El anciano la escrutó por debajo de sus desgreñadas cejas, hasta que dijo:

– ¿Y cuál es tu plan?

– Padre…

– Oye, si se le ocurre algo mejor, que desembuche.

– Lo que me parece es que es una pena, señor Roscommon, que gaste sus ahorros en alquilar un sitio tan inferior al que ocupaban antes. Por favor, no se ofenda.

– Esta casa es propiedad de un amigo de su madre. -Resultaba difícil aclarar si aquello pretendía acallar posteriores críticas o sugerir que el alquiler era asequible. Hilda permaneció en silencio hasta que el anciano añadió-: Además, cuando hayamos vendido nuestra parte de esa casa de la colina podremos permitirnos un lugar del que incluso una mujer debería sentirse orgullosa.

– ¿No se ha planteado volver?

Las expresiones de ambos hombres se convirtieron en parodias de sí mismas. George bajó su vaso con tanta premura mientras lo tenía en los labios que se salpicó la pechera de la camisa de rojo.

– Hilda, me parece que eso es un poco…

– No me refiero al mismo piso. Ni a la misma planta, entiendo que no sea una perspectiva atractiva. Pero hay un apartamento vacío al lado del mío, y no veo por qué los de Houseall tendrían que objetar nada si quisierais cambiarlo por el vuestro. Estuvieron por allí el otro día para ver si necesitábamos algo. Podríamos pedirles que colocaran una rampa a un lado de las escaleras. Ya tendrían que haberlo hecho, además, o haber puesto un ascensor para la gente impedida.

– Eso que los inválidos llamamos inválidos.

– Padre, Hilda solo intenta…

– No sé lo que intenta -repuso el anciano. Bajó una ceja como si estuviera a punto de guiñar el ojo-. O puede que sí – dijo, mirándola-. ¿No soportas esa puerta vacía?

– ¿Qué, señor Roscommon?

– Te parece que puede haber algo detrás.

– ¿Qué? Me parece que no creo que…

– Está bien, no quiero meterte el miedo en el cuerpo si puedes vivir con ello -convino, aunque sonaba tan impaciente como conciliador-. Pero yo sé lo que vi, y tengo entendido que no soy el único que lo ha visto.

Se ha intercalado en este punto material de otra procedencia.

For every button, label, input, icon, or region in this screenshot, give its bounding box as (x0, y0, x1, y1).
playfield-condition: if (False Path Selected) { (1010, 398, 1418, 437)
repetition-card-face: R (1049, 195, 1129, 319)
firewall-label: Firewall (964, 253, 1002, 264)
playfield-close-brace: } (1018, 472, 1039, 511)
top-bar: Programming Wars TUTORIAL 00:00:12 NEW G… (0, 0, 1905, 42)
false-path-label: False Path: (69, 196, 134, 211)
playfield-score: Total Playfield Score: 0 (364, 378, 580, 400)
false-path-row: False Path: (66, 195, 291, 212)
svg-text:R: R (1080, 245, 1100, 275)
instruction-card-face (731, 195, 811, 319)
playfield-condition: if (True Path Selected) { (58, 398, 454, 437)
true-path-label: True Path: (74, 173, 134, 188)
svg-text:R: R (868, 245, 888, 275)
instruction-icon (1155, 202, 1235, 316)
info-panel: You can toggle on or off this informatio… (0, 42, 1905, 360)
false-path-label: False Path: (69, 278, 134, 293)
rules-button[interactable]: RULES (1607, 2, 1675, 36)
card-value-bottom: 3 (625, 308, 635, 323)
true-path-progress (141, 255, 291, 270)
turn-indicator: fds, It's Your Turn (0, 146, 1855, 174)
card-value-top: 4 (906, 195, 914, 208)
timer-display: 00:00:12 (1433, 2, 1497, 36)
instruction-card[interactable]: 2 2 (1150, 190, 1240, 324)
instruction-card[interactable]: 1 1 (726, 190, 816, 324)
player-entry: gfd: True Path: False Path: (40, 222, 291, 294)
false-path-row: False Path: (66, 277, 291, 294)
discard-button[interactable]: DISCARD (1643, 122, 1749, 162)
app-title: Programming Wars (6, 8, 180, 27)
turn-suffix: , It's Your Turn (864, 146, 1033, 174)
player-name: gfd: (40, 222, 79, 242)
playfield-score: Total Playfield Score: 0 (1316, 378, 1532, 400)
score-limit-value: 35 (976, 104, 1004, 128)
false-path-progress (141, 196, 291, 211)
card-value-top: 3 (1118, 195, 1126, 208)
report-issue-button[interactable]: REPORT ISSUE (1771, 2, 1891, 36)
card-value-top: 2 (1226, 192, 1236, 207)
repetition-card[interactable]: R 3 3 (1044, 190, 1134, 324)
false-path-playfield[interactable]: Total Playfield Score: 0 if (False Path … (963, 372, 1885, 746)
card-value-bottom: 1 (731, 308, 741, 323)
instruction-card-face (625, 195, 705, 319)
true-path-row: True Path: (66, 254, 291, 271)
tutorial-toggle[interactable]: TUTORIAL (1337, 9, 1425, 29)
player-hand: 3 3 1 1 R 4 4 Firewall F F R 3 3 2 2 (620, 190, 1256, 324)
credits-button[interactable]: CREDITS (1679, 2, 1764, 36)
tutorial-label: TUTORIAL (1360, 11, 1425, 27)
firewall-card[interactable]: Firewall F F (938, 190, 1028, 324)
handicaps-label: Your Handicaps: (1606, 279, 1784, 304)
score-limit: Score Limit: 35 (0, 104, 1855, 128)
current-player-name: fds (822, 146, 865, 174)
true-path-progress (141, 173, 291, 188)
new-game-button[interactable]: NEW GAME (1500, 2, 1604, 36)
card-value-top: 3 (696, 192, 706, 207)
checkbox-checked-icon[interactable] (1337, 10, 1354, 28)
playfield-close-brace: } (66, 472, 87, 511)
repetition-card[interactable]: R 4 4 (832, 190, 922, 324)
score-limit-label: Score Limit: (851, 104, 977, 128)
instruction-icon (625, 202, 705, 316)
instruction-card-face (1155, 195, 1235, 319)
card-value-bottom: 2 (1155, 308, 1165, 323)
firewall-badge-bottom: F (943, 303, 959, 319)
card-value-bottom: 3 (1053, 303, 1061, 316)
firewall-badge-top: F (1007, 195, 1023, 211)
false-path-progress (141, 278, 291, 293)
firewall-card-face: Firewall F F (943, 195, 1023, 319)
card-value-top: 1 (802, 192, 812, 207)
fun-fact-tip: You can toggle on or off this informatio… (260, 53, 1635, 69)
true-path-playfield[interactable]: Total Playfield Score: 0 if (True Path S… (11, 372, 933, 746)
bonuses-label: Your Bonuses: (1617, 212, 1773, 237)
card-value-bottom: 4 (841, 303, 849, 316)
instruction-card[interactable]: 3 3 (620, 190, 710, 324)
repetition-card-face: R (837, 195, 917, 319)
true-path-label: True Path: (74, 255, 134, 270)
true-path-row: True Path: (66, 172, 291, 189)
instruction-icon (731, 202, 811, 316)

– No le habrán dicho eso de mí.

– De ti no, de la joven. La que habló conmigo después de que encontrara al fotógrafo y a esa cosa con una boca tan grande como tu mano.

– No se altere ahora que está a punto de acostarse, padre.

– Lo que me altera es que nadie me haga caso. Tú ni siquiera estabas allí, estabas arriba, con tu amiguita.

– Ya he intentado decirle que lo siento, señor Roscommon, pero cómo quiere que supiéramos…

– Nadie quiere saber nada hoy en día, me parece a mí. Si se puede olvidar, se olvida. Esa chica es distinta. Salió en la radio, contando lo que hay allí.